In general, boats in the water are safe. Insurance agencies report that boat thefts occur on trailers by a huge margin over boats taken from the water. The numbers show that of boats taken from the water, two out of three are recovered in the first 24 hours. Trailered boats, on the other hand, only get found at a rate of one in 10.
But don’t think that just because you parked your boat at the marina you’re protected from me. It’s often an easy task to get under your mooring cover and once inside, I’ll find the spare key you have hidden. From there it’s clear sailing for me.

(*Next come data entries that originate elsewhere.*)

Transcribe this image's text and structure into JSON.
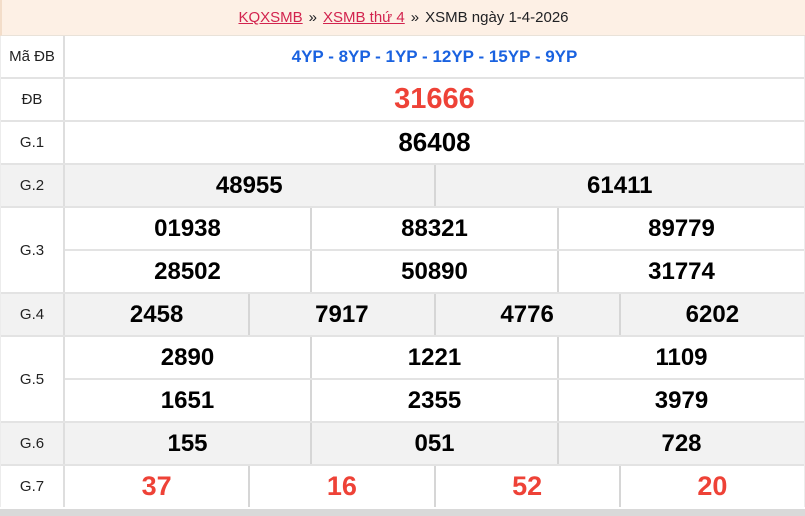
{
  "breadcrumb": {
    "links": [
      {
        "label": "KQXSMB"
      },
      {
        "label": "XSMB thứ 4"
      }
    ],
    "separator": "»",
    "current": "XSMB ngày 1-4-2026"
  },
  "table": {
    "rows": [
      {
        "label": "Mã ĐB",
        "style": "code",
        "shaded": false,
        "lines": [
          [
            "4YP - 8YP - 1YP - 12YP - 15YP - 9YP"
          ]
        ]
      },
      {
        "label": "ĐB",
        "style": "jackpot",
        "shaded": false,
        "lines": [
          [
            "31666"
          ]
        ]
      },
      {
        "label": "G.1",
        "style": "big",
        "shaded": false,
        "lines": [
          [
            "86408"
          ]
        ]
      },
      {
        "label": "G.2",
        "style": "num",
        "shaded": true,
        "lines": [
          [
            "48955",
            "61411"
          ]
        ]
      },
      {
        "label": "G.3",
        "style": "num",
        "shaded": false,
        "lines": [
          [
            "01938",
            "88321",
            "89779"
          ],
          [
            "28502",
            "50890",
            "31774"
          ]
        ]
      },
      {
        "label": "G.4",
        "style": "num",
        "shaded": true,
        "lines": [
          [
            "2458",
            "7917",
            "4776",
            "6202"
          ]
        ]
      },
      {
        "label": "G.5",
        "style": "num",
        "shaded": false,
        "lines": [
          [
            "2890",
            "1221",
            "1109"
          ],
          [
            "1651",
            "2355",
            "3979"
          ]
        ]
      },
      {
        "label": "G.6",
        "style": "num",
        "shaded": true,
        "lines": [
          [
            "155",
            "051",
            "728"
          ]
        ]
      },
      {
        "label": "G.7",
        "style": "red",
        "shaded": false,
        "lines": [
          [
            "37",
            "16",
            "52",
            "20"
          ]
        ]
      }
    ]
  },
  "colors": {
    "header_bg": "#fdf0e5",
    "shaded_row_bg": "#f2f2f2",
    "link_red": "#d2234e",
    "value_red": "#ee4237",
    "code_blue": "#1a62e0",
    "number_black": "#000000",
    "border_gray": "#dedede",
    "bottom_strip": "#d9d9d9"
  }
}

The thing that scares me most about trying to steal a boat in a marina is other boaters. If there are liveaboards nearby, my efforts to make off with one of their “neighbors’” boats will attract a lot of unwanted attention. The best security against thieves are eyeballs. But you can’t rely on them alone to keep your pride and joy safe.

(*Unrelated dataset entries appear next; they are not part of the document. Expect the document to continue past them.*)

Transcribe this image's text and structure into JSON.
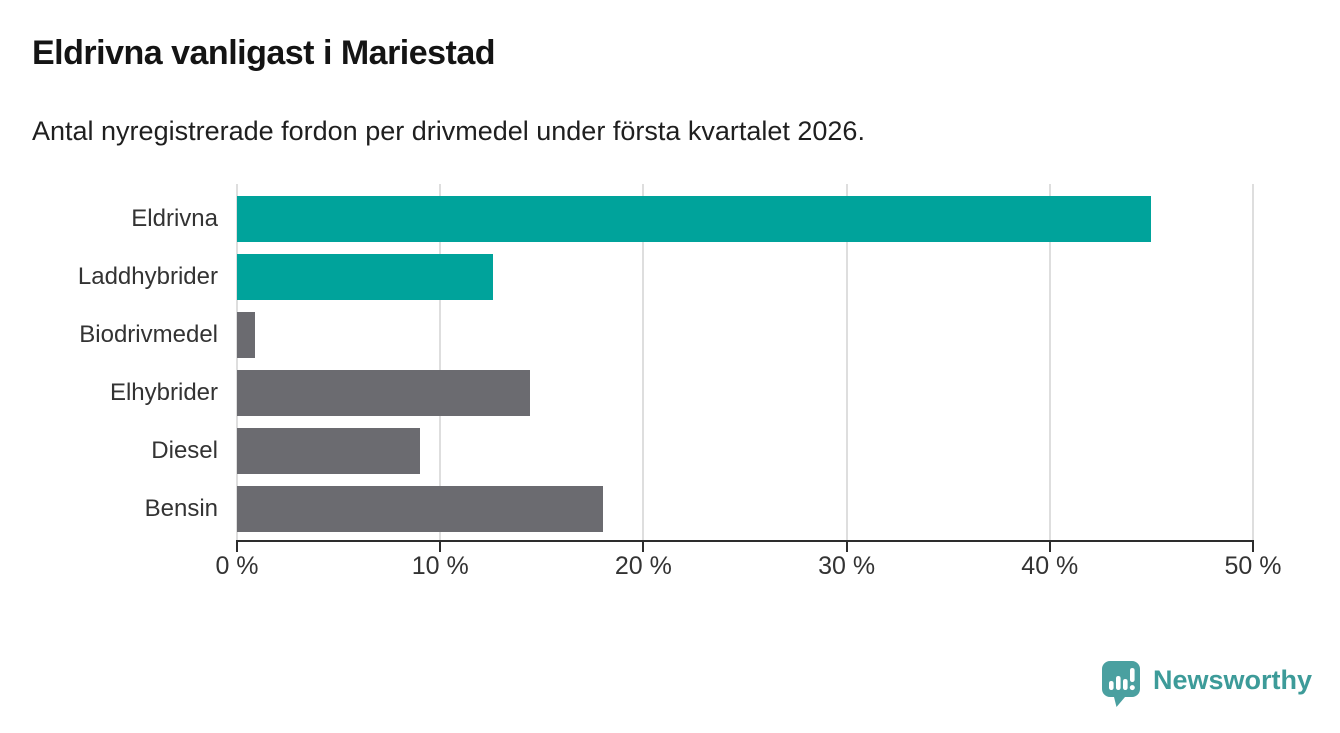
{
  "header": {
    "title": "Eldrivna vanligast i Mariestad",
    "subtitle": "Antal nyregistrerade fordon per drivmedel under första kvartalet 2026."
  },
  "chart_data": {
    "type": "bar",
    "orientation": "horizontal",
    "title": "Eldrivna vanligast i Mariestad",
    "subtitle": "Antal nyregistrerade fordon per drivmedel under första kvartalet 2026.",
    "categories": [
      "Eldrivna",
      "Laddhybrider",
      "Biodrivmedel",
      "Elhybrider",
      "Diesel",
      "Bensin"
    ],
    "values": [
      45.0,
      12.6,
      0.9,
      14.4,
      9.0,
      18.0
    ],
    "unit": "%",
    "xlim": [
      0,
      50
    ],
    "x_ticks": [
      0,
      10,
      20,
      30,
      40,
      50
    ],
    "x_tick_labels": [
      "0 %",
      "10 %",
      "20 %",
      "30 %",
      "40 %",
      "50 %"
    ],
    "grid": true,
    "legend": "none",
    "bar_colors": [
      "#00a39b",
      "#00a39b",
      "#6b6b70",
      "#6b6b70",
      "#6b6b70",
      "#6b6b70"
    ],
    "highlight_color": "#00a39b",
    "default_color": "#6b6b70",
    "grid_color": "#dedede",
    "axis_color": "#2d2d2d"
  },
  "branding": {
    "logo_text": "Newsworthy",
    "logo_color": "#3d9b99",
    "logo_icon": "bar-chart-speech-bubble-icon",
    "logo_icon_color": "#4aa0a0"
  }
}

If you’ll be away for a good period of time, disconnect the spark plug wires. This might foil a hotwire specialist like me. Definitely install a hidden fuel shut-off valve and ignition cutoff switch. Locking battery switches are generally worthless… if I crank them hard enough, they just break.
Assuming I do make off with your boat, don’t count on your hull identification number (HIN) to protect you. The HIN is there for manufacturer recalls, not tracing stolen property, and I can take your pontoon to any number of my buddies who are good with fiberglass and change it. And yes, there is a second set of hidden numbers, usually somewhere on the bow where the fiberglass is exposed. Oops, I know where they are, which means I can take them off, too. Worthless.

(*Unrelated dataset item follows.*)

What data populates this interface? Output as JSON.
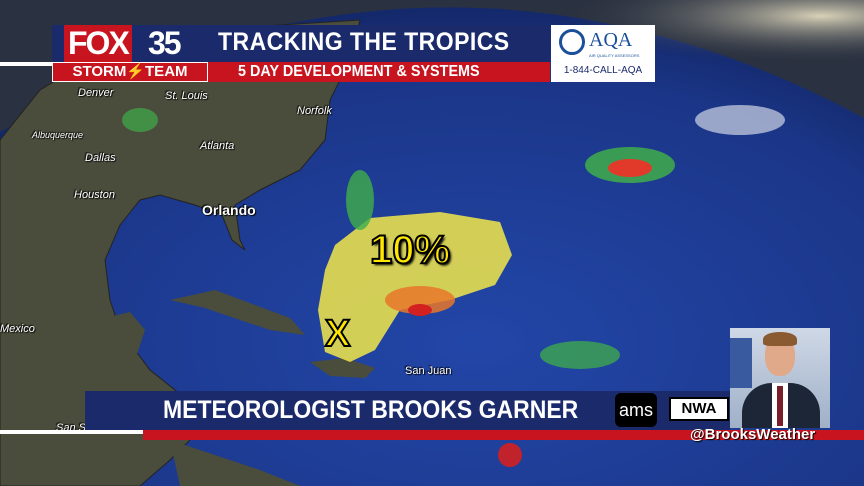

The only way I know of to permanently stamp a boat with ironclad identification is by using microchip technology, such as
what you get from DataDots
(www.identificationtechnologies.com). These things are smaller than a grain of sand, and can be applied with a boat’s gel coat or a motor’s paint. This goes without saying, but “smaller than a grain of sand” equals “nearly invisible to the naked eye,” and if I can’t find it, I can’t do anything about it. The only option I have is to completely refinish the boat, and that’s a hassle I’m not usually interested in dealing with.
If you’re not into that whole “new technology” thing, at least engrave your driver’s license number onto everything. These numbers are stored in a nationwide database, and if thieves see you’ve done this, they may just move on to an easier score.
In these tough economic times, I’m in a booming industry. There are over 10,000 boats reported stolen each year, but that number is low because many thefts go unreported. Law enforcement professionals consider boat theft to be a “victimless crime.” Sure, you lost a boat, but no one was hurt. The insurance company writes you a check and everyone’s happy, right? Tell that to the people who deal with rising insurance premiums.
So do your worst to keep me at bay. I’ve been around the block a few times, but if you implement these countermeasures, I’ll be more likely to pass your boat in favor of working on another. And if everyone started being smart about boat security? I might have to move on to an easier line of work, like stealing bikes from teenagers.